実際に不法入国や暴力団関連の問題など、朝鮮人の率が高い犯罪は存在する。
嫌韓の人々は、このような事件の犯人を、すべて朝鮮人であると見なす。
こうすることで、日本人はそのような犯罪をしない、優れた民族だというブランドイメージが保てる。
なんとも便利なことに、朝鮮人と日本人の顔は酷似している。
しかも、日本人と同じような名前を持つ朝鮮人、すなわち在日朝鮮人というグループが存在する。
そのため、名前も見た目も生活実態も日本的である人物であっても、「在日朝鮮人である」と決めつけることで、日本人を守ることができる。

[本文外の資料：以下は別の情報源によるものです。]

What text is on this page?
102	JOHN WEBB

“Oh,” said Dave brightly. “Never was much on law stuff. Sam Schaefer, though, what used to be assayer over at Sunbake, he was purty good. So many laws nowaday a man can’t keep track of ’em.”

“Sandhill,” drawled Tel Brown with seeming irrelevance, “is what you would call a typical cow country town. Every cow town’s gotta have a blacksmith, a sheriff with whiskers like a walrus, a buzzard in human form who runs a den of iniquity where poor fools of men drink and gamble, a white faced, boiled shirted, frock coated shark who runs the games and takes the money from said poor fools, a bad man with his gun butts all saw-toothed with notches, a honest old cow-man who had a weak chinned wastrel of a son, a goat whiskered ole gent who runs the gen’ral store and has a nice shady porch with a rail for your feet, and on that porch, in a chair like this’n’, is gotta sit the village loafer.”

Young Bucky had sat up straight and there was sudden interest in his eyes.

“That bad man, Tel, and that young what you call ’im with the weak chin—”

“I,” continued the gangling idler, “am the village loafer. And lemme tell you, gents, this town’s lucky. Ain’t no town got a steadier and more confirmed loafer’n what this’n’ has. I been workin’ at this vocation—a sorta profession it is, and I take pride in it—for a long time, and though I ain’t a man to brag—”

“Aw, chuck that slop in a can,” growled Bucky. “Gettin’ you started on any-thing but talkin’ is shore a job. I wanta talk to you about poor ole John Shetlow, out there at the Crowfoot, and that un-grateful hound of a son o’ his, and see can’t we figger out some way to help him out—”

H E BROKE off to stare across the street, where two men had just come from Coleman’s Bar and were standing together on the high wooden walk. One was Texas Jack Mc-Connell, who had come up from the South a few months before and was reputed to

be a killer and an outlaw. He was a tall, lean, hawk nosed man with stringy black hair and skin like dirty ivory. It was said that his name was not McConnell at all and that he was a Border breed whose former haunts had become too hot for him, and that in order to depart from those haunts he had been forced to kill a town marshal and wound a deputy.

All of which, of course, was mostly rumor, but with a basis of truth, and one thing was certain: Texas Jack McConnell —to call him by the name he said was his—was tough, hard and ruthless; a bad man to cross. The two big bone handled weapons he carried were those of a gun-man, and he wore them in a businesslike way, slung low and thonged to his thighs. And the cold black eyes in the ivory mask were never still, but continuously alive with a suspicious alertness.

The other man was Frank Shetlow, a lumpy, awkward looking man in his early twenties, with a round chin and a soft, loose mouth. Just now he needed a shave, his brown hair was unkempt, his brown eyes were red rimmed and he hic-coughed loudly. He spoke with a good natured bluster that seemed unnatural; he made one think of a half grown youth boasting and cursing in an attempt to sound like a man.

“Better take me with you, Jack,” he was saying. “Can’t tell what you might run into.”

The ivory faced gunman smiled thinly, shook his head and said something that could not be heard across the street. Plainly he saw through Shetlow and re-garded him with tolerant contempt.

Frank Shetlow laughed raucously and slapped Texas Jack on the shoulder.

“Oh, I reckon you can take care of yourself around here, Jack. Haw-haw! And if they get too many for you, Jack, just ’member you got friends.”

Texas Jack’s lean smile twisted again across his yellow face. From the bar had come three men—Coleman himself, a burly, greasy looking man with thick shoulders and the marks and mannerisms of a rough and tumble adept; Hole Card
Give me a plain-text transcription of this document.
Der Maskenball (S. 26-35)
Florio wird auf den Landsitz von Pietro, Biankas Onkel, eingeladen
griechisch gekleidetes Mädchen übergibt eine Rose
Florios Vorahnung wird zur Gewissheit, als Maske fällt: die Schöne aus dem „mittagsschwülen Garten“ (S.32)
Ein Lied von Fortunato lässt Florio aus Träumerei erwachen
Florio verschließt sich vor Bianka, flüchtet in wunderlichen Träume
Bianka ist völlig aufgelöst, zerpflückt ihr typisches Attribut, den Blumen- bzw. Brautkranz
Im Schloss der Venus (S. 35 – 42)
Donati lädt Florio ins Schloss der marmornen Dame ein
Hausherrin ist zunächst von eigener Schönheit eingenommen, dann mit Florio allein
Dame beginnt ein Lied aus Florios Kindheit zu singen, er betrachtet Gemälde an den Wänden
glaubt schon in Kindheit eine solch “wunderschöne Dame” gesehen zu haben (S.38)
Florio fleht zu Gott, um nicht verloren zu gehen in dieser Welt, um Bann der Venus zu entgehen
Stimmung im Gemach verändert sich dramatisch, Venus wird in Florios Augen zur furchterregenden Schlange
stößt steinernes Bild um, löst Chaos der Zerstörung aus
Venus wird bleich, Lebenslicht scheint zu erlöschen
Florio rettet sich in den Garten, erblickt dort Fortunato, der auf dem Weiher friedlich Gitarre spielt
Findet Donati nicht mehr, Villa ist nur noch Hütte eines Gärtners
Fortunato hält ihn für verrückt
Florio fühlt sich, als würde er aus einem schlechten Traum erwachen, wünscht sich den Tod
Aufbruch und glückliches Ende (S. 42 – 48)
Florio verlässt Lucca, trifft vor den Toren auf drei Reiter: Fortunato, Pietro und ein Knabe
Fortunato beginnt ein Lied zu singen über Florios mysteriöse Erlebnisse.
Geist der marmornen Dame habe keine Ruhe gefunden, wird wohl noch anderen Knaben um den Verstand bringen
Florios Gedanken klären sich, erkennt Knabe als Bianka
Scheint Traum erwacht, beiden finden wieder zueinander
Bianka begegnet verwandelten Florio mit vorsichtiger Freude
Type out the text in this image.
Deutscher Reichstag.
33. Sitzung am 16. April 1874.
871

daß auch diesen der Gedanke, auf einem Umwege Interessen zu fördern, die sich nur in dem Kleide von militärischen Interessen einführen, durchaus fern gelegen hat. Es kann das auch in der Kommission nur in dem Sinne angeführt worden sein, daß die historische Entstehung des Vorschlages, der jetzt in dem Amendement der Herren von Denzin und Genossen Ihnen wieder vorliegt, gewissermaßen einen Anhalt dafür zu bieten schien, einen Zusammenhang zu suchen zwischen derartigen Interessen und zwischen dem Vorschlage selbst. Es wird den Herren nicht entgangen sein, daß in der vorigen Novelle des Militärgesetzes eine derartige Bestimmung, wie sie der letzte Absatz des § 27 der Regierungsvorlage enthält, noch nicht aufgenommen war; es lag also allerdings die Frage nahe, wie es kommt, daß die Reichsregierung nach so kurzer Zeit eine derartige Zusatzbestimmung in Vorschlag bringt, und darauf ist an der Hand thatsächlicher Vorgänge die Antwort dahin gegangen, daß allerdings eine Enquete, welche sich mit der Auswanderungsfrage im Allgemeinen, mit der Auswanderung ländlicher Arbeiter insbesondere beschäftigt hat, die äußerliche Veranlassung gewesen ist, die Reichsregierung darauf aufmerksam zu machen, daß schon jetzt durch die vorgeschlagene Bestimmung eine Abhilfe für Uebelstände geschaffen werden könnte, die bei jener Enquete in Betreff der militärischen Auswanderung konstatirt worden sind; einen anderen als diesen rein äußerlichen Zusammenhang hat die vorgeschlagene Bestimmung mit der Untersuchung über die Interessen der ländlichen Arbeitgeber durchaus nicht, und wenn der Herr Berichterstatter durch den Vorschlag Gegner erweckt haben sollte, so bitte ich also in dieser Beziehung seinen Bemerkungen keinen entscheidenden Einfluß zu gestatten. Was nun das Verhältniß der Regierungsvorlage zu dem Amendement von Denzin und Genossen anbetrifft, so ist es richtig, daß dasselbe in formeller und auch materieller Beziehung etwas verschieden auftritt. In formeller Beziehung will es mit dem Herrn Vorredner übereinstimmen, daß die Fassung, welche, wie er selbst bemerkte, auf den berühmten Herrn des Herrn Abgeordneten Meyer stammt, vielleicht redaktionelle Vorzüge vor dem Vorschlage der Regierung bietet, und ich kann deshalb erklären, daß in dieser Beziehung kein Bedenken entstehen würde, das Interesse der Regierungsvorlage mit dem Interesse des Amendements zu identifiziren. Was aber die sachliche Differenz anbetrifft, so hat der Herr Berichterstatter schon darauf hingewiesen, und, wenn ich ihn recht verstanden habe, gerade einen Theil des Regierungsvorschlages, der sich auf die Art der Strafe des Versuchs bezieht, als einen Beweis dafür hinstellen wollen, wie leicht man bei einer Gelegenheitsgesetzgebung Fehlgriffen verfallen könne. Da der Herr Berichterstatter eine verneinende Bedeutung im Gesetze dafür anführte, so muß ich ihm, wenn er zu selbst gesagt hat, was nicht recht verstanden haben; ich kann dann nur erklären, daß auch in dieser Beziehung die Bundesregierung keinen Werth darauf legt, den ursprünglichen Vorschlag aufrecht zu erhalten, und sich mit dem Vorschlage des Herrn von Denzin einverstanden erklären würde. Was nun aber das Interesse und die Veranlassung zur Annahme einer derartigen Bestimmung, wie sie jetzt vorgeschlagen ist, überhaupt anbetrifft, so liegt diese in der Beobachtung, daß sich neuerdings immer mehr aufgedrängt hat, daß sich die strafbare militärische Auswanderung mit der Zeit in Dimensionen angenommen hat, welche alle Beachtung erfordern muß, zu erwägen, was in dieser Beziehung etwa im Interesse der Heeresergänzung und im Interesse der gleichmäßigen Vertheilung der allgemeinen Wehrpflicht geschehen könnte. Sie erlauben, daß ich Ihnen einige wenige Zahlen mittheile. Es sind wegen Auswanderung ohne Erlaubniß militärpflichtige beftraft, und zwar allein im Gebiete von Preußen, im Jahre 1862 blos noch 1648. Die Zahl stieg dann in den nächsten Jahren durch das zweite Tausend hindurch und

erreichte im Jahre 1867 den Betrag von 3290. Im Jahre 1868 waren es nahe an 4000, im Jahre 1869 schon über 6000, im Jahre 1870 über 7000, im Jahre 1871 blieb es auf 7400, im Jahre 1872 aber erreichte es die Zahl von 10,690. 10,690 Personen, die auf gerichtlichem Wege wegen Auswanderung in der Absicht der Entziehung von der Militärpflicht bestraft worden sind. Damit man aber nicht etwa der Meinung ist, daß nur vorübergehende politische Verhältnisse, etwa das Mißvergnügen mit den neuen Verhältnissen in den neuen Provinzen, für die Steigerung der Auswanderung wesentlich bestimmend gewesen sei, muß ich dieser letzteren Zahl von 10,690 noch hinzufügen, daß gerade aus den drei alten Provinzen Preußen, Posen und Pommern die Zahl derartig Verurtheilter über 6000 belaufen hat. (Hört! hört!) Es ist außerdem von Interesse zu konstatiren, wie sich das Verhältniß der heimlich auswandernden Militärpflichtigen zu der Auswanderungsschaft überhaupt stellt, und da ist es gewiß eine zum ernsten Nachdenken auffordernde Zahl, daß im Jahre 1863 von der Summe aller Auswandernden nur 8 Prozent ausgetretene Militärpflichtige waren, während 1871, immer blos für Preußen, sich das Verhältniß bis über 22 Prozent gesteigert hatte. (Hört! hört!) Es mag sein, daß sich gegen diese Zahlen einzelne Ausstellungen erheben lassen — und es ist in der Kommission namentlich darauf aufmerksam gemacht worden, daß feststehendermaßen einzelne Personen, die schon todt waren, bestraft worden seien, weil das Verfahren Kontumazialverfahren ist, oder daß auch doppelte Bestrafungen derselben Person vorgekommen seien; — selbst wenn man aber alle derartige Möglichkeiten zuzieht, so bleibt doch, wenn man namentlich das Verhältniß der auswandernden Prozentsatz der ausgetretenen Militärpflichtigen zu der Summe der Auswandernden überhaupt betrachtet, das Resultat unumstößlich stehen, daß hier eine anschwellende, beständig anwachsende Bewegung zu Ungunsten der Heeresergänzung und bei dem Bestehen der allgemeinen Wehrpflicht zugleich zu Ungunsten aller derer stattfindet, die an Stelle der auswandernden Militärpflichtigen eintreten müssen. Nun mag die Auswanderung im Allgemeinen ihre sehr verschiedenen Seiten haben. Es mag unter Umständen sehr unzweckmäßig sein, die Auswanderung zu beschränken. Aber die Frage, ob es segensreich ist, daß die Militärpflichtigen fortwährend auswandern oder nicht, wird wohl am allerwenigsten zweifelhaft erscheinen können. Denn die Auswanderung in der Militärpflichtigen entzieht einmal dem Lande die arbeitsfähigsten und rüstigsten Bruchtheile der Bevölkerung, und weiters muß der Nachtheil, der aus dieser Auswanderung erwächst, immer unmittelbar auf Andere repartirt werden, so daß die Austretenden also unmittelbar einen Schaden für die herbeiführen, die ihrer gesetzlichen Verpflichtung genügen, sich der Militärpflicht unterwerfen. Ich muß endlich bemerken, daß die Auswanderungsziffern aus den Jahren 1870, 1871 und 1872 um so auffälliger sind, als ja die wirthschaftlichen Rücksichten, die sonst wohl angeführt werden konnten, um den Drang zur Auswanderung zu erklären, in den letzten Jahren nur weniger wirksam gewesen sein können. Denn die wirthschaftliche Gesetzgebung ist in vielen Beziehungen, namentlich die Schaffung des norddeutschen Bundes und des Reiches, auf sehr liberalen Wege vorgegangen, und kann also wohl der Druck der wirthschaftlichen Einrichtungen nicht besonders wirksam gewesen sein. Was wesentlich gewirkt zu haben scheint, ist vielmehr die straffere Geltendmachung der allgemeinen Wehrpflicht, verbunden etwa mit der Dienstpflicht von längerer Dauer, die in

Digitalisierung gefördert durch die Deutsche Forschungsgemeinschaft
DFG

これほどスケープゴートにうってつけの存在はあるまい。
私は多くの朝鮮人・在日朝鮮人の知人が居るため、彼らが我々と大差ない人間であることを良く知っている。
しかし、それらと特に縁の無い人にとっては、日本に居ながら韓国籍である人間というのは、不気味であろう。
生活保護の受給率が桁違いに多いなど、在日のせいで不利益を被っている部分があるのも確かだ。
韓国や北朝鮮といった国家は日本に比べて未熟であり、また歴史的背景による感情のもつれから、面倒事も多い。
それゆえ私個人としては不愉快だが、一部の人間が朝鮮人をスケープゴートとする心情は理解できる。
インターネットの広がりと共にそのような風潮は拡大してきた。
本来デマや誤解であるものが次第に常識として定着してゆき、一部では異常なまでに嫌われるようになった。
今や朝鮮人の扱いが、スケープゴートの域を超えてしまっているように思える。
ここ最近、あらゆる犯罪者を在日朝鮮人だと「認定」する人が増えている。
彼らは理由を持たず、脊髄反射で行っているようだ。
嫌韓の人間はそれに乗っかり、「朝鮮人」犯罪者を感情のままに徹底的に貶める。
そうして尾ひれもついてゆき、数多くの「凶悪朝鮮人犯罪者」のニュースが耳に届くようになった。
冷静にニュースを見ると、結局それらの大半は明らかに日本人であろうことがわかる。
つまり私の目に映るのは、凶悪なる日本人犯罪者を、事情も理屈も知らぬ日本人が、温情の欠片もない暴言を浴びせている様子である。
これほどやるせない気持ちになることがあるだろうか。
別の手段として、日本人犯罪者を「まるで朝鮮人のようだ」と批判することによって朝鮮人を貶めるものがある。
しかし、これは日本人を朝鮮人になぞらえているのであるから、日本人=朝鮮人という図式が出来上がる。
その朝鮮人を貶めれば、同時に日本人も貶められるはずだ。
日本人を守るためのスケープゴートが、日本人を貶める要因となっている。
何も考えずただ朝鮮を批判している人間は、いつこの事実に気づくのだろうか。
気づいた頃にはすでに、日本人は本当の意味で、彼らの定義する「朝鮮人」のような、下等な存在になっているかもしれない。
もっとも、スケープゴートを利用するという卑怯な手段を用いている時点で、彼らは私の友人である朝鮮人達の、足元にも及ばない。
優れた民族でありたければ、他者を貶めるのではなく、自らが精進するしかない。
教科書のような解答だが、なるほど理に適っている。